Tra le sorprese della serata ci sarà un inedito, «Lo chiamavano Viento ‘e Terra».
«Per una volta scelgo una struttura narrativa e, sia pur in terza persona, racconto me stesso, o, almeno, una parte della mia vita».
«Addo’ passava cadevano ‘nterra/ tutte ‘e bidune d’’a spazzatura/ fora a sti vasce/ fora ‘e purtune», l’incipit. È la storia di uno scugnizzo precoce, di un mariuncello che si ritrova barbone a Milano, che finisce in carcere, che viene salvato da una chitarra e dalla voglia di cantare la sua terra, anche se finisce per scrivere «’e canzone pa’ genta sua/ ma ‘a genta sua nun riesce a capi’».
«Sono io quando combinavo i guai, come in un film, anzi in un cartone animato, ne ho parlato con Luciano Stella della Mad Animation, potremmo tirarne fuori un corto invece del solito videoclip».
Torniamo ai mantra napoletani.
«La new age non c’entra nulla, è qualcosa che faccio da bambino, quando mi accompagnavo con le buatte del salumiere. Mi piace usare il fiato senza badare alla vanità del cantautore, senza passare dai filtri della razionalità. È un canto di cuore, è suono, è significante che non ha bisogno del significato, è emozione diretta, pura».
In fondo è quello che trovano nel repertorio gragnaniellano artisti come Tom Waits o Bill Laswell, folgorati dal suono più che dalla comprensione dei versi, almeno prima di farseli tradurre.
«Laswell remixò proprio uno dei pezzi di quell’lp del ‘98, Waits lo incontrai al Premio Tenco del 1986: c’era il gotha del cantautorato italiano in fila per incontrarlo, ma Tom, mi spiegò Benigni, voleva sapere solo di me, era rimasto stregato dal mio canto da orco vesuviano. Mi abbracciò a lungo, mi invitò a casa sua e io, sciagurato, quando andai in America nemmeno lo cercai».

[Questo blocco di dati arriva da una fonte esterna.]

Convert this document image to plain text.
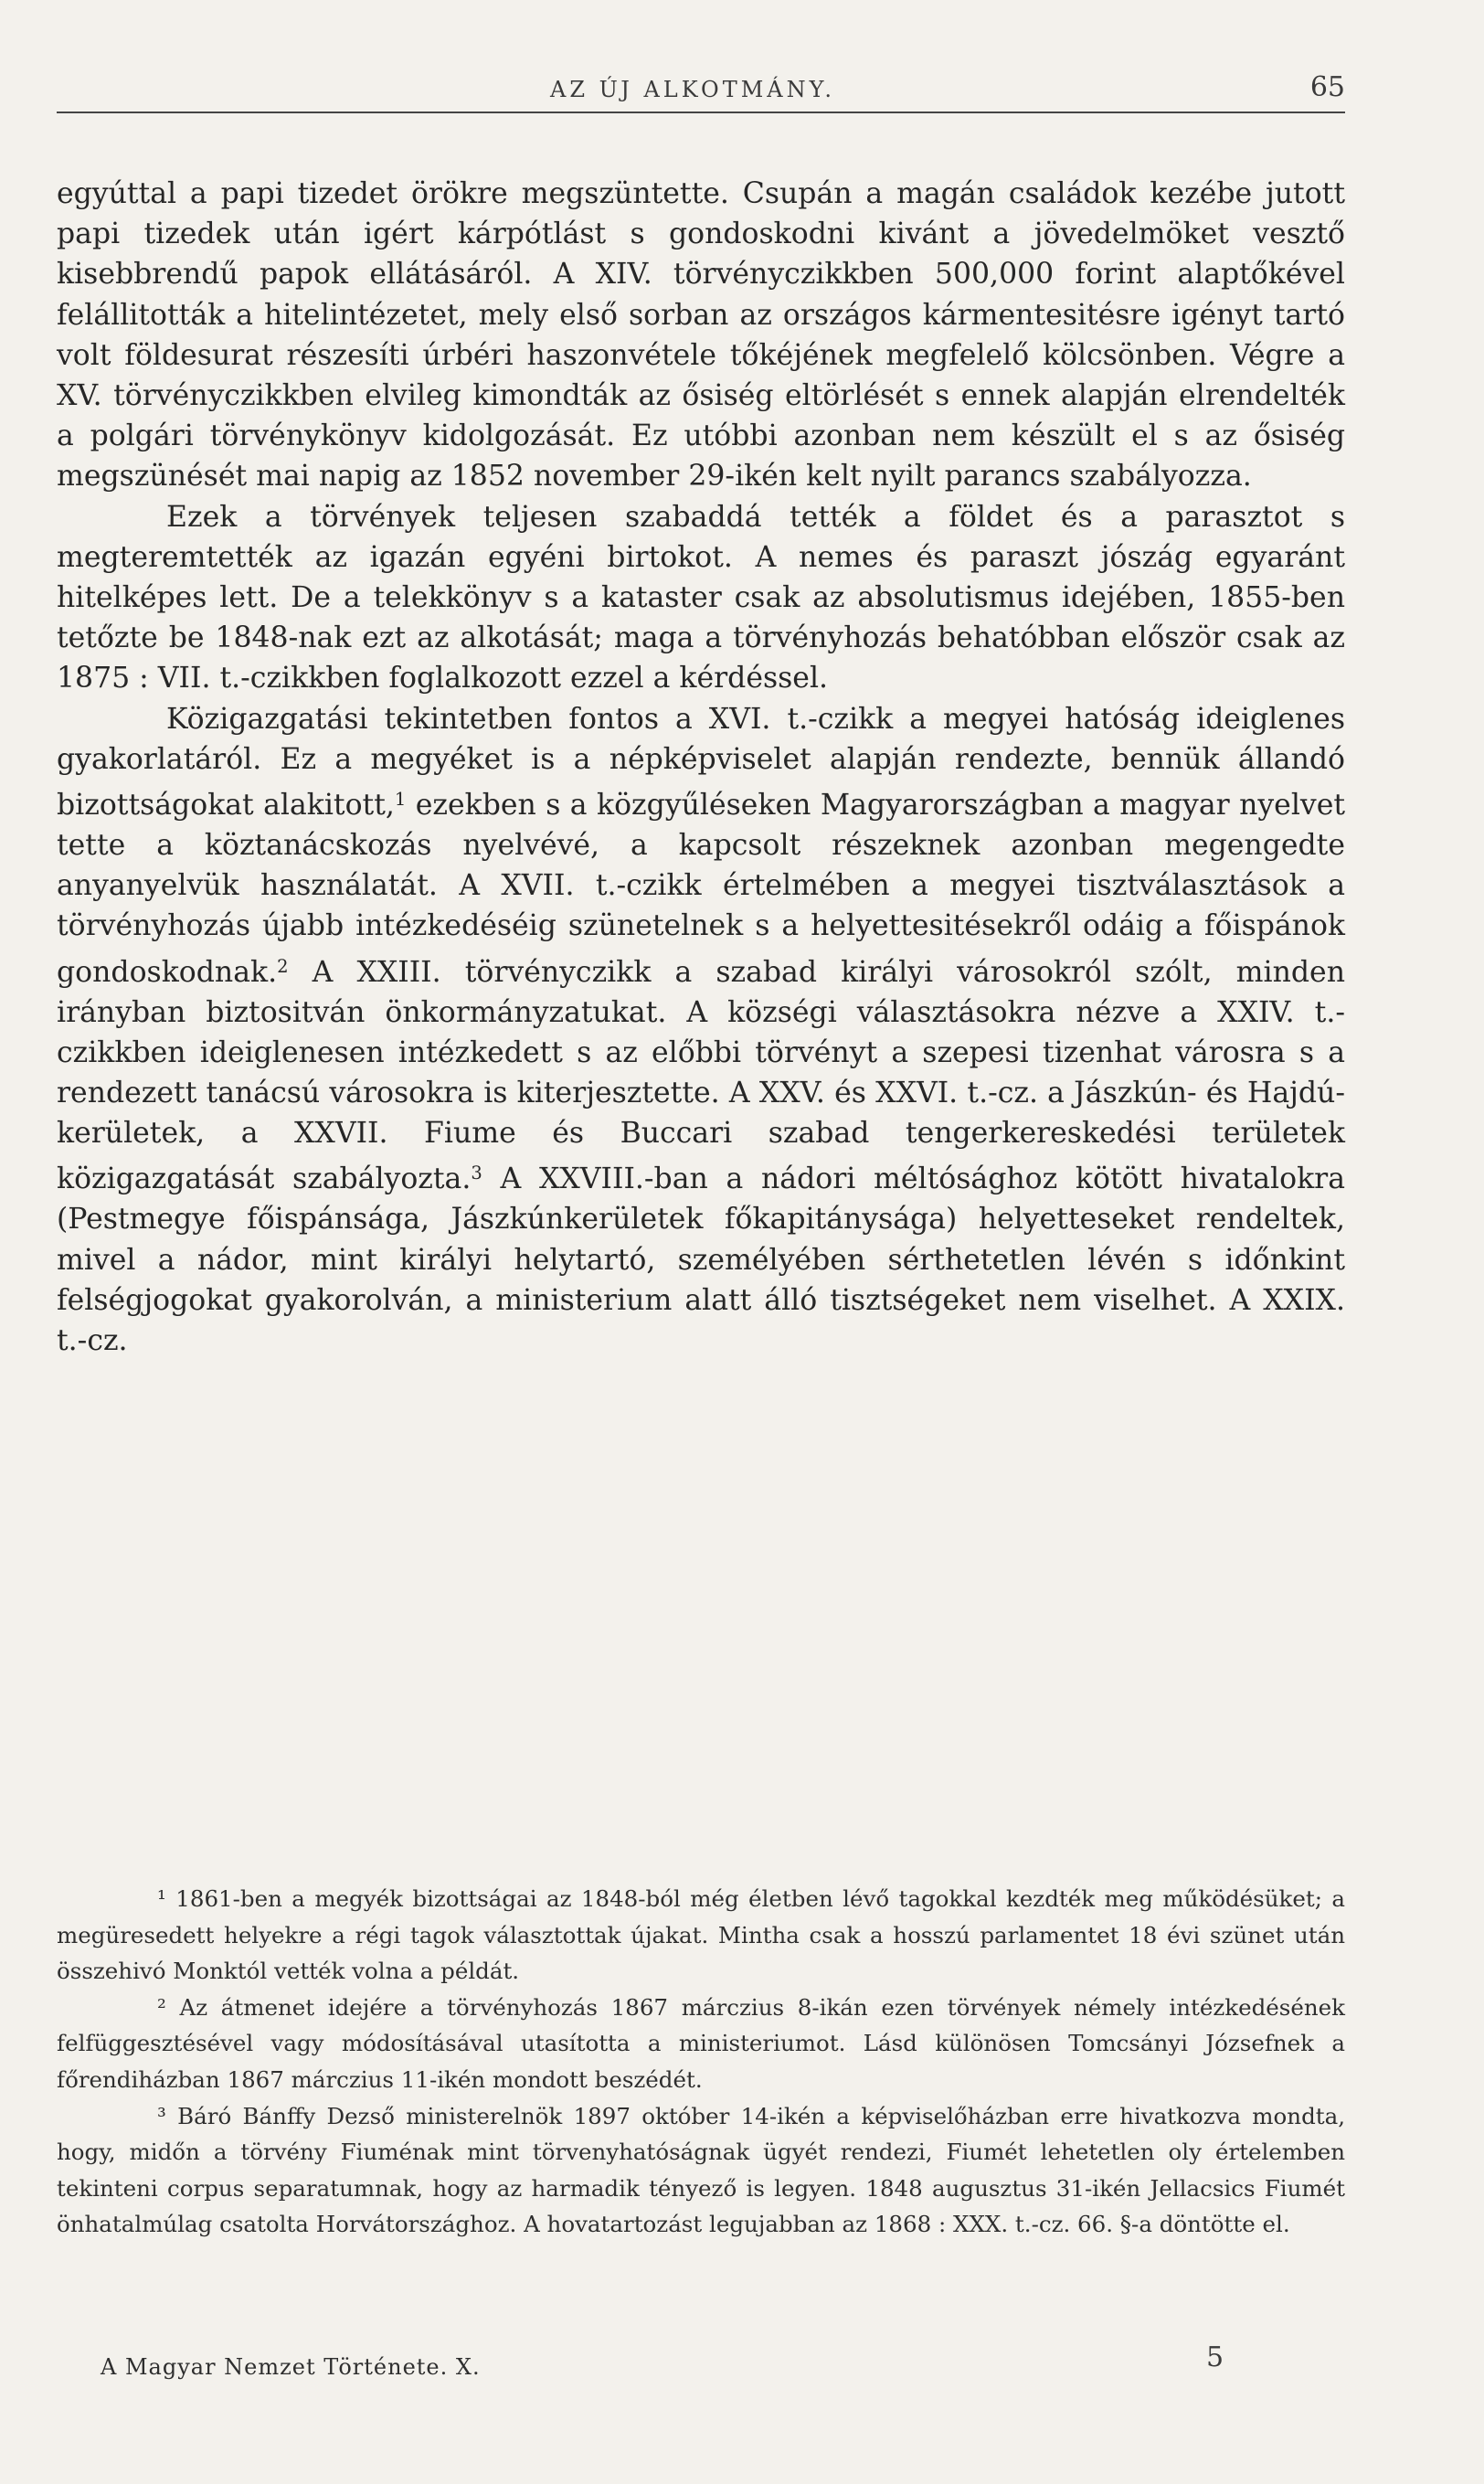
AZ ÚJ ALKOTMÁNY.	65

egyúttal a papi tizedet örökre megszüntette. Csupán a magán családok kezébe jutott papi tizedek után igért kárpótlást s gondoskodni kivánt a jövedelmöket vesztő kisebbrendű papok ellátásáról. A XIV. törvényczikkben 500,000 forint alaptőkével felállitották a hitelintézetet, mely első sorban az országos kármentesitésre igényt tartó volt földesurat részesíti úrbéri haszonvétele tőkéjének megfelelő kölcsönben. Végre a XV. törvényczikkben elvileg kimondták az ősiség eltörlését s ennek alapján elrendelték a polgári törvénykönyv kidolgozását. Ez utóbbi azonban nem készült el s az ősiség megszünését mai napig az 1852 november 29-ikén kelt nyilt parancs szabályozza.

Ezek a törvények teljesen szabaddá tették a földet és a parasztot s megteremtették az igazán egyéni birtokot. A nemes és paraszt jószág egyaránt hitelképes lett. De a telekkönyv s a kataster csak az absolutismus idejében, 1855-ben tetőzte be 1848-nak ezt az alkotását; maga a törvényhozás behatóbban először csak az 1875 : VII. t.-czikkben foglalkozott ezzel a kérdéssel.

Közigazgatási tekintetben fontos a XVI. t.-czikk a megyei hatóság ideiglenes gyakorlatáról. Ez a megyéket is a népképviselet alapján rendezte, bennük állandó bizottságokat alakitott,$^1$ ezekben s a közgyűléseken Magyarországban a magyar nyelvet tette a köztanácskozás nyelvévé, a kapcsolt részeknek azonban megengedte anyanyelvük használatát. A XVII. t.-czikk értelmében a megyei tisztválasztások a törvényhozás újabb intézkedéséig szünetelnek s a helyettesitésekről odáig a főispánok gondoskodnak.$^2$ A XXIII. törvényczikk a szabad királyi városokról szólt, minden irányban biztositván önkormányzatukat. A községi választásokra nézve a XXIV. t.-czikkben ideiglenesen intézkedett s az előbbi törvényt a szepesi tizenhat városra s a rendezett tanácsú városokra is kiterjesztette. A XXV. és XXVI. t.-cz. a Jászkún- és Hajdú-kerületek, a XXVII. Fiume és Buccari szabad tengerkereskedési területek közigazgatását szabályozta.$^3$ A XXVIII.-ban a nádori méltósághoz kötött hivatalokra (Pestmegye főispánsága, Jászkúnkerületek főkapitánysága) helyetteseket rendeltek, mivel a nádor, mint királyi helytartó, személyében sérthetetlen lévén s időnkint felségjogokat gyakorolván, a ministerium alatt álló tisztségeket nem viselhet. A XXIX. t.-cz.

¹ 1861-ben a megyék bizottságai az 1848-ból még életben lévő tagokkal kezdték meg működésüket; a megüresedett helyekre a régi tagok választottak újakat. Mintha csak a hosszú parlamentet 18 évi szünet után összehivó Monktól vették volna a példát.

² Az átmenet idejére a törvényhozás 1867 márczius 8-ikán ezen törvények némely intézkedésének felfüggesztésével vagy módosításával utasította a ministeriumot. Lásd különösen Tomcsányi Józsefnek a főrendiházban 1867 márczius 11-ikén mondott beszédét.

³ Báró Bánffy Dezső ministerelnök 1897 október 14-ikén a képviselőházban erre hivatkozva mondta, hogy, midőn a törvény Fiuménak mint törvenyhatóságnak ügyét rendezi, Fiumét lehetetlen oly értelemben tekinteni corpus separatumnak, hogy az harmadik tényező is legyen. 1848 augusztus 31-ikén Jellacsics Fiumét önhatalmúlag csatolta Horvátországhoz. A hovatartozást legujabban az 1868 : XXX. t.-cz. 66. §-a döntötte el.

A Magyar Nemzet Története. X.	5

In compenso per il live all’Augusteo hai cercato Dulce Pontes.
«Ha una voce straordinaria, che va ben oltre il fado. Divideremo quella “’O mare e tu” che incise con Bocelli, poi siederà al piano e... Io e Dulce saremo due onde mediterranee che si incontrano, si scontrano, inventano un nuovo ritmo. In scena con la mia band guidata dalle chitarre e le mandoline - proprio così: al femminile - di Piero Gallo, ci sarà anche un quartetto d’archi con Erasmo Petringa al violoncello. In scaletta mantra, le mie canzoni, ma anche classici come “Passione”».
Hai scritto la colonna sonora di «Veleno», intanto.
«È un film di Diego Olivares sulla terra dei fuochi con Luisa Ranieri, Massimiliano Gallo, Miriam Candurro, Salvatore Esposito».